Príncipe de Olpheia Brasileira

Autor(a): Rhai C. Almeida


Volume 1

Capítulo 10: As Velas do Candelabro

OLPHEIA

 

A sala era iluminada pelo brilho dourado das velas fixas na parede, e por um instante, houve silêncio. 

Nas mãos de Raygan, o livro foi depositado com cuidado na estante ao lado de um candelabro dourado de três velas, emanando uma luz trêmula, de tal forma como a garota, atônita, encarava o jovem príncipe. Raygan, tinha um olhar imperdoável, prestes a sentenciá-los por um crime imperdoável.

― Há algo a mais que ela precise saber? ― Ele parou diante deles. 

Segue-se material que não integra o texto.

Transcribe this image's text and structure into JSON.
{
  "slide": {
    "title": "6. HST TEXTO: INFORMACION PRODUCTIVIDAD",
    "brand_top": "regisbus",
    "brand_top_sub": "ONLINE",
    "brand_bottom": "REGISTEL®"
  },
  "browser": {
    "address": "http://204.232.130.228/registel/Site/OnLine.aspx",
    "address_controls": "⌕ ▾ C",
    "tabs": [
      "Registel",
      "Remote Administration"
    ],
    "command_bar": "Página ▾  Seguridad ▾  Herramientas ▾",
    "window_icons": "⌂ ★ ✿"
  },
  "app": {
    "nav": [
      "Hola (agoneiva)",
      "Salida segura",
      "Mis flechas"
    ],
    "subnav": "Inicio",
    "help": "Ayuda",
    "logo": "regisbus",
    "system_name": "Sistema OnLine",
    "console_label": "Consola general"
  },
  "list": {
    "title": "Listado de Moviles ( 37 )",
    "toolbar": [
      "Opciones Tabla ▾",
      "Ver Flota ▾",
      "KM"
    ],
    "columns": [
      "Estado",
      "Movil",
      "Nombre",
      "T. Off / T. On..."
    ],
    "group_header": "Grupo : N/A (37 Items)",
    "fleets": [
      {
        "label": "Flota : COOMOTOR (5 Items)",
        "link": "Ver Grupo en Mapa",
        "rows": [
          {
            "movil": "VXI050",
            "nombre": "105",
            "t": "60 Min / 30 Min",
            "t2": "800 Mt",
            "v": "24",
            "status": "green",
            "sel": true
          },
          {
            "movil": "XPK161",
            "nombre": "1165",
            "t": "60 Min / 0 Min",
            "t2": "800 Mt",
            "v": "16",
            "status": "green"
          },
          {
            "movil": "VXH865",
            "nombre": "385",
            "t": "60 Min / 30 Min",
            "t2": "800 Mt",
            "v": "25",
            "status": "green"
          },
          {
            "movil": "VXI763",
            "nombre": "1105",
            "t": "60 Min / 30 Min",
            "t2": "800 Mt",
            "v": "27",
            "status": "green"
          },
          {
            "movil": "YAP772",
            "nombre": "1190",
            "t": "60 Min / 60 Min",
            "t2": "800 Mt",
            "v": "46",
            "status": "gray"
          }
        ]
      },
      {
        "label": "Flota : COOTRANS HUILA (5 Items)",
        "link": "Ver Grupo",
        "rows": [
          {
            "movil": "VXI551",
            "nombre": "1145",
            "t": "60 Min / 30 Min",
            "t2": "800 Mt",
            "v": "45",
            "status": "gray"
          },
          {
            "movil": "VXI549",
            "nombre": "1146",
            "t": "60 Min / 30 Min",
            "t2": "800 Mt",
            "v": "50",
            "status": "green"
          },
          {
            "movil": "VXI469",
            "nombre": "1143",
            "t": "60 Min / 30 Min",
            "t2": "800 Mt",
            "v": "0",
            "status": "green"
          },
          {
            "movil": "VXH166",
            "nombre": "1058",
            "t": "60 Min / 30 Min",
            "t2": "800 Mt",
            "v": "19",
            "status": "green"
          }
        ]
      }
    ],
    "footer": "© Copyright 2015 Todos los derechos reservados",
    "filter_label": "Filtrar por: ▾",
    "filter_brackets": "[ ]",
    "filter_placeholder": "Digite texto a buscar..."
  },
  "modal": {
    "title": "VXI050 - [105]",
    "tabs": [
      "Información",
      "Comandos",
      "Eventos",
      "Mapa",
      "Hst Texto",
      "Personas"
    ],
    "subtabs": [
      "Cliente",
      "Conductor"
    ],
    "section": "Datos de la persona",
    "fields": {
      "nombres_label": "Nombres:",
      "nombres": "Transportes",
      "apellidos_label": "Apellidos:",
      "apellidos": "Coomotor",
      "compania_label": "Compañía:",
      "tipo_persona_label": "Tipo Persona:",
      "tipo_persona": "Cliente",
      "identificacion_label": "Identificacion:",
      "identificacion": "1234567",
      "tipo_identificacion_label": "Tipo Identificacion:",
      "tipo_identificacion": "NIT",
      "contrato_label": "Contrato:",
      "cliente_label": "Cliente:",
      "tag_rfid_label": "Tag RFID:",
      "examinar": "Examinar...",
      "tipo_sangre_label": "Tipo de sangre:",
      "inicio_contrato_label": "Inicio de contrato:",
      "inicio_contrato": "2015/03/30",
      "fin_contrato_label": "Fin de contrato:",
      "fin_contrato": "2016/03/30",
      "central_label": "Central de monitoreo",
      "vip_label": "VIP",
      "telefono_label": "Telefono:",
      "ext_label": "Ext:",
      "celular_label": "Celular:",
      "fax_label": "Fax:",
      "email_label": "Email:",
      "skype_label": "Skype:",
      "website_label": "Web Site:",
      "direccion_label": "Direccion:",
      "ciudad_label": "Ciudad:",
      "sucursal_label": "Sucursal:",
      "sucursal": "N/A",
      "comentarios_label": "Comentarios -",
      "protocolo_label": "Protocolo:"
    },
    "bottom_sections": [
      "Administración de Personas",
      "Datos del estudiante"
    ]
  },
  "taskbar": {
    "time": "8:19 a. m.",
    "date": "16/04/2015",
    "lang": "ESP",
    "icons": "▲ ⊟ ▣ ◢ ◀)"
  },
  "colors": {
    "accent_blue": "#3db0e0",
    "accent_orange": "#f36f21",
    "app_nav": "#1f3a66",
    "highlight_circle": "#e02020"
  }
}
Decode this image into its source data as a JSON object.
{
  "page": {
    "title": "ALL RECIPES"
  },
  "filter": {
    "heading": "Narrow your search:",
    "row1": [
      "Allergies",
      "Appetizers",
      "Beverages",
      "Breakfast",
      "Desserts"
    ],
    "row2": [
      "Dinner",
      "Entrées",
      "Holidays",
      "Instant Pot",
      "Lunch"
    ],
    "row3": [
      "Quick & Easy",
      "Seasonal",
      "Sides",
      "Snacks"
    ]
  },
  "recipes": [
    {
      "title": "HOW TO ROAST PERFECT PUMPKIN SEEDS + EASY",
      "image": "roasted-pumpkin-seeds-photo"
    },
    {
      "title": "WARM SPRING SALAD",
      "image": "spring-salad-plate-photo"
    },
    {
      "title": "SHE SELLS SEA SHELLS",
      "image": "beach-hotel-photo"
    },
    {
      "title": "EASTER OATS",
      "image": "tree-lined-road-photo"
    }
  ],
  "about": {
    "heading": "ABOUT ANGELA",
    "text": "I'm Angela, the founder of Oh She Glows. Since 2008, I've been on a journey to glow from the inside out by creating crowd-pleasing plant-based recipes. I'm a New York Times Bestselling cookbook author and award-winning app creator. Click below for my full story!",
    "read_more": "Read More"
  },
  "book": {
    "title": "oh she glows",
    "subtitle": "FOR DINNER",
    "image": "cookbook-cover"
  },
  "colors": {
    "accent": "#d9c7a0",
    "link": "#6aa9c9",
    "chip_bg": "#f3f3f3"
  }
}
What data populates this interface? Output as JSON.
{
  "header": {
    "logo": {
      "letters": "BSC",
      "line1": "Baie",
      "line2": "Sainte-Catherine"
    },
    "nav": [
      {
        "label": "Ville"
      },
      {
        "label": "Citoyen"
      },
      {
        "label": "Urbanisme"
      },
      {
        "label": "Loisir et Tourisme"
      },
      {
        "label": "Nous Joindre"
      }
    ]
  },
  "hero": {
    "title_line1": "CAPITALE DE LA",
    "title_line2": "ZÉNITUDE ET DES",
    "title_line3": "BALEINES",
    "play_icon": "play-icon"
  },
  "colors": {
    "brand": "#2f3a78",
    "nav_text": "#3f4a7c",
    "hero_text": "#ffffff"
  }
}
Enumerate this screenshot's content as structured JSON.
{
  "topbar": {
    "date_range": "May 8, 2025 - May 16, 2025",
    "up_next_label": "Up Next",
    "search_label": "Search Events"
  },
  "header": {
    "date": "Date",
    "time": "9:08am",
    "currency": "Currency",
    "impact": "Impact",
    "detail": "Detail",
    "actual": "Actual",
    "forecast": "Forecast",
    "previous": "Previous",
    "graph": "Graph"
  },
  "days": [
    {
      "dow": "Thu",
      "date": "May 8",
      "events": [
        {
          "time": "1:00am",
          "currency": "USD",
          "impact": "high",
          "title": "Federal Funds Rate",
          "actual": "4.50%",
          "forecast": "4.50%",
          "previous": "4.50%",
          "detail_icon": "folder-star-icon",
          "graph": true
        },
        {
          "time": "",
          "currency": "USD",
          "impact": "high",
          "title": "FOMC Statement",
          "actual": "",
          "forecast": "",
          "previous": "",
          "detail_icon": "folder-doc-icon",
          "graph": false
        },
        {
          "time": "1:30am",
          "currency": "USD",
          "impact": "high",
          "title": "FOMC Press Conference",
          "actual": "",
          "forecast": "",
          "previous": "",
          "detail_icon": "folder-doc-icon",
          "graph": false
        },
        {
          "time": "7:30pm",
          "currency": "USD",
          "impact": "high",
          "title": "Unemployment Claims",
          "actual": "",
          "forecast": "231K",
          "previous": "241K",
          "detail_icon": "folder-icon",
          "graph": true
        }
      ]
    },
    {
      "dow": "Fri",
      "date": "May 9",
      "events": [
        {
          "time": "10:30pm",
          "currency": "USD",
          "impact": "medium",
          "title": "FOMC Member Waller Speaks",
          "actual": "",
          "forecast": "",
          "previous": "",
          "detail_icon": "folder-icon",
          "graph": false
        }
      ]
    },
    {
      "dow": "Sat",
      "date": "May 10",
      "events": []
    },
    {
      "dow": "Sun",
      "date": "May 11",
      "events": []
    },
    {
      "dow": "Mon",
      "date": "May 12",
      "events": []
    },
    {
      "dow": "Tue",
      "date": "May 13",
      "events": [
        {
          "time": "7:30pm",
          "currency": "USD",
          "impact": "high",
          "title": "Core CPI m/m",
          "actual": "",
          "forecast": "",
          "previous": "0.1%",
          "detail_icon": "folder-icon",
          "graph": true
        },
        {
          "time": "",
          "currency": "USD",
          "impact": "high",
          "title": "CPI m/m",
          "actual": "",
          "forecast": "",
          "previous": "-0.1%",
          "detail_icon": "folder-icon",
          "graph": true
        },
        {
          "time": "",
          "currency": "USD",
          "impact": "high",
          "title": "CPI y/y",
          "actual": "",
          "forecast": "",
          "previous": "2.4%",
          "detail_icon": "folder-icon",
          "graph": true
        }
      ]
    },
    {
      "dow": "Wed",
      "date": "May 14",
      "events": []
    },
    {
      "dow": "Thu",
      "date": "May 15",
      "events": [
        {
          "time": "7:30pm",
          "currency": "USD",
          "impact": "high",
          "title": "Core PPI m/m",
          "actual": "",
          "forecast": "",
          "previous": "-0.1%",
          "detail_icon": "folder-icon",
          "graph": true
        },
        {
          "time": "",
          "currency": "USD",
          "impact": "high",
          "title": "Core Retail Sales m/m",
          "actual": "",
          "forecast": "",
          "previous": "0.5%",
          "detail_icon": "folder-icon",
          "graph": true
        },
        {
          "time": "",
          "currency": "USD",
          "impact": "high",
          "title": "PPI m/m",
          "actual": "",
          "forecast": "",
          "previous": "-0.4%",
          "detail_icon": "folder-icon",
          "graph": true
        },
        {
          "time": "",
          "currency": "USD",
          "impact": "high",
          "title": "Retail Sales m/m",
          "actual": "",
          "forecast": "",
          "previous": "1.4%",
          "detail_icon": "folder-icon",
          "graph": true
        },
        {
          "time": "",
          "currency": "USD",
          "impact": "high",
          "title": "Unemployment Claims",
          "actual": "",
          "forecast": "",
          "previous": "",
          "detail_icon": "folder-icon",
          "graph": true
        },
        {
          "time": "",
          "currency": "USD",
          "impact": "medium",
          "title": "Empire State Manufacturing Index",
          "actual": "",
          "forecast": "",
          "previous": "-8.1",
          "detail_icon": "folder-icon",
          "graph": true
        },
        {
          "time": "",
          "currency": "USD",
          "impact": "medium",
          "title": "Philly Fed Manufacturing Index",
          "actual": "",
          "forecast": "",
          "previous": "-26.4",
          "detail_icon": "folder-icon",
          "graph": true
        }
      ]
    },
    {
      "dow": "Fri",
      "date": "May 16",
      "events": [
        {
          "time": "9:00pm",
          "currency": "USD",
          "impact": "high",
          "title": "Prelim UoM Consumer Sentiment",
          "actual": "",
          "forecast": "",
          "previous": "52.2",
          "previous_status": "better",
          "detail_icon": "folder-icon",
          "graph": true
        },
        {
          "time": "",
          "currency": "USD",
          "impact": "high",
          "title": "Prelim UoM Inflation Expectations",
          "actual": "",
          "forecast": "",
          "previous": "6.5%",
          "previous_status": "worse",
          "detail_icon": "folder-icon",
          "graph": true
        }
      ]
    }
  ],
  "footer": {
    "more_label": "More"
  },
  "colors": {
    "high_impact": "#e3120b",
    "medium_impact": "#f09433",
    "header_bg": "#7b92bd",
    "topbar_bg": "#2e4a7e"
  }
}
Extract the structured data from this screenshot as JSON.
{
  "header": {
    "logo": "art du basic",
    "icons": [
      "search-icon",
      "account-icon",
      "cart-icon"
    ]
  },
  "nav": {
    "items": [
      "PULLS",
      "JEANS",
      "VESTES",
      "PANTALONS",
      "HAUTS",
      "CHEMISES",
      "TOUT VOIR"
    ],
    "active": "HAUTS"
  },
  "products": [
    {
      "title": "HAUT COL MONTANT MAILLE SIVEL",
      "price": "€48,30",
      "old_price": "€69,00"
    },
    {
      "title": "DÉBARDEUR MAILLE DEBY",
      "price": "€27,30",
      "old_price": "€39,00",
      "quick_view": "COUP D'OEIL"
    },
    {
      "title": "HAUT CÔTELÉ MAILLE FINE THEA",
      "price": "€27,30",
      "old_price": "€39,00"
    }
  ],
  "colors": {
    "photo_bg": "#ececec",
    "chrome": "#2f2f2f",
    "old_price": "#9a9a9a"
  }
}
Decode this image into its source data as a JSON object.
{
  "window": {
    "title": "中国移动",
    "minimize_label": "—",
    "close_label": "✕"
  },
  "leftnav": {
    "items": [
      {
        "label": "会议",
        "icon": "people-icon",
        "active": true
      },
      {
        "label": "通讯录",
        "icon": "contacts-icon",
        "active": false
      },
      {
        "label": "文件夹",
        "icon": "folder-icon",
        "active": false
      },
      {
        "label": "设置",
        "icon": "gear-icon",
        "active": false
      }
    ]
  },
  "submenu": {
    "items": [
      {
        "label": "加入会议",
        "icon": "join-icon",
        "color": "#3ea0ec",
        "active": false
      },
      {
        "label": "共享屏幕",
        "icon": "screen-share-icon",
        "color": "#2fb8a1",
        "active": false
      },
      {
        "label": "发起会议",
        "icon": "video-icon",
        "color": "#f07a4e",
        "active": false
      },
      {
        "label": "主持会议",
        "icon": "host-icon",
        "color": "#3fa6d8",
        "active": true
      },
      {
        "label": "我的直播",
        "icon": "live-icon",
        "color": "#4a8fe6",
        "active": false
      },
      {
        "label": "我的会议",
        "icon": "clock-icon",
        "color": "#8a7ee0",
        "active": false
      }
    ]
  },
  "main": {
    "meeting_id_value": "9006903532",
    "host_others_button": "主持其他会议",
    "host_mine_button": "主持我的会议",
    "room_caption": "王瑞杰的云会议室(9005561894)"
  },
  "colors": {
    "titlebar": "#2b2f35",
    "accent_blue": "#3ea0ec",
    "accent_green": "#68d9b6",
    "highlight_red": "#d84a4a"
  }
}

― A-Alteza… Eu não quis… ― A resposta mal formulada soava como um pedido de desculpas, um ruído de palavras que não teve efeito algum. 

No entanto, Raygan, com seus olhos escuros imprevisíveis, não estava satisfeito. O príncipe rolou os olhos quando ela começou a falar.  Ele queria testá-la, humilhá-la, e se não fosse satisfatório o suficiente, ordenar que ela beijasse suas botas. 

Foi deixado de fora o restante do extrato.